To run this software you better have:
- A little bit bandwidth
- Low network latency (lots of HTTP requests)
- Fast storage
- Pretty much storage (~100GB per million article)
- Many cores for compression (ZIM, ZIP and picture optimisation)
My guess is that we need a total of around a dozen of VMs and 1.5 TB of storage.
- Time (~400.000 articles can be dumped per day on a machine)
== Current achievements ==
We have currently 3 x-large VMs in our "MWoffliner" project:
With them we are able to provide, one time a month, ZIM for all instances of Wikivoyage, Wikinews, Wikiquote, Wikiversity, Wikibooks, Wikispecies, Wikisource, Wiktionary and a few minors Wikipedias.

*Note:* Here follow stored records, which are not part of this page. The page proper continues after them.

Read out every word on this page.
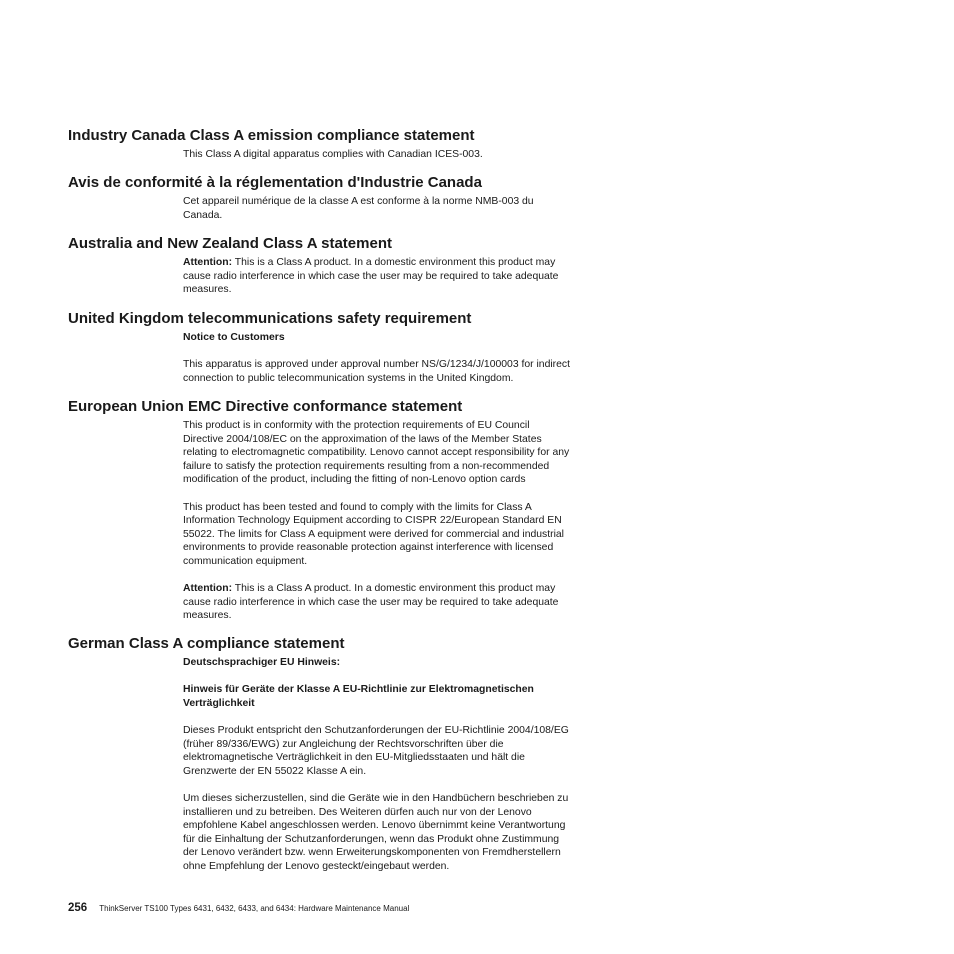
Industry Canada Class A emission compliance statement

This Class A digital apparatus complies with Canadian ICES-003.

Avis de conformité à la réglementation d'Industrie Canada

Cet appareil numérique de la classe A est conforme à la norme NMB-003 du

Canada.

Australia and New Zealand Class A statement

Attention: This is a Class A product. In a domestic environment this product may

cause radio interference in which case the user may be required to take adequate

measures.

United Kingdom telecommunications safety requirement

Notice to Customers

This apparatus is approved under approval number NS/G/1234/J/100003 for indirect

connection to public telecommunication systems in the United Kingdom.

European Union EMC Directive conformance statement

This product is in conformity with the protection requirements of EU Council

Directive 2004/108/EC on the approximation of the laws of the Member States

relating to electromagnetic compatibility. Lenovo cannot accept responsibility for any

failure to satisfy the protection requirements resulting from a non-recommended

modification of the product, including the fitting of non-Lenovo option cards

This product has been tested and found to comply with the limits for Class A

Information Technology Equipment according to CISPR 22/European Standard EN

55022. The limits for Class A equipment were derived for commercial and industrial

environments to provide reasonable protection against interference with licensed

communication equipment.

Attention: This is a Class A product. In a domestic environment this product may

cause radio interference in which case the user may be required to take adequate

measures.

German Class A compliance statement

Deutschsprachiger EU Hinweis:

Hinweis für Geräte der Klasse A EU-Richtlinie zur Elektromagnetischen

Verträglichkeit

Dieses Produkt entspricht den Schutzanforderungen der EU-Richtlinie 2004/108/EG

(früher 89/336/EWG) zur Angleichung der Rechtsvorschriften über die

elektromagnetische Verträglichkeit in den EU-Mitgliedsstaaten und hält die

Grenzwerte der EN 55022 Klasse A ein.

Um dieses sicherzustellen, sind die Geräte wie in den Handbüchern beschrieben zu

installieren und zu betreiben. Des Weiteren dürfen auch nur von der Lenovo

empfohlene Kabel angeschlossen werden. Lenovo übernimmt keine Verantwortung

für die Einhaltung der Schutzanforderungen, wenn das Produkt ohne Zustimmung

der Lenovo verändert bzw. wenn Erweiterungskomponenten von Fremdherstellern

ohne Empfehlung der Lenovo gesteckt/eingebaut werden.

256 ThinkServer TS100 Types 6431, 6432, 6433, and 6434: Hardware Maintenance Manual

Here are a few feedbacks about our first months with Labs:
- Labs is a great tool, it's fully in the Wikimedia spirit and it works.
- Support on IRC is efficient and friendly
- We faced a little bit instability in December but instances seem to be stable now
- The Documentation on wikitech wiki seems to be pretty complete, but the overall presentation is to my opinion too chaotic and stepping-in is might be easier with a more user-friendly presentation.
- Mediawiki Sementic & OpenStackManager sync/cache/cookie problems are a little bit annoying
In general, Labs does the job, we are satisfied and think this is an adapted solution to our project.
- Overall VM performance looks good although suffering from sporadic instabilities (bandwidth not available, all the processes stuck in "kernel time", slow storage).
== Next steps ==
We want to complete our effort and mirror the biggest Wikipedia projects. Unfortunately, we have reached the limits of a traditional usage of Labs. We need more quota and we need to experiment with the NFS storage because an x-large instance in not able to mirror more than 1.5 millions of articles at a time. How might that be made possible?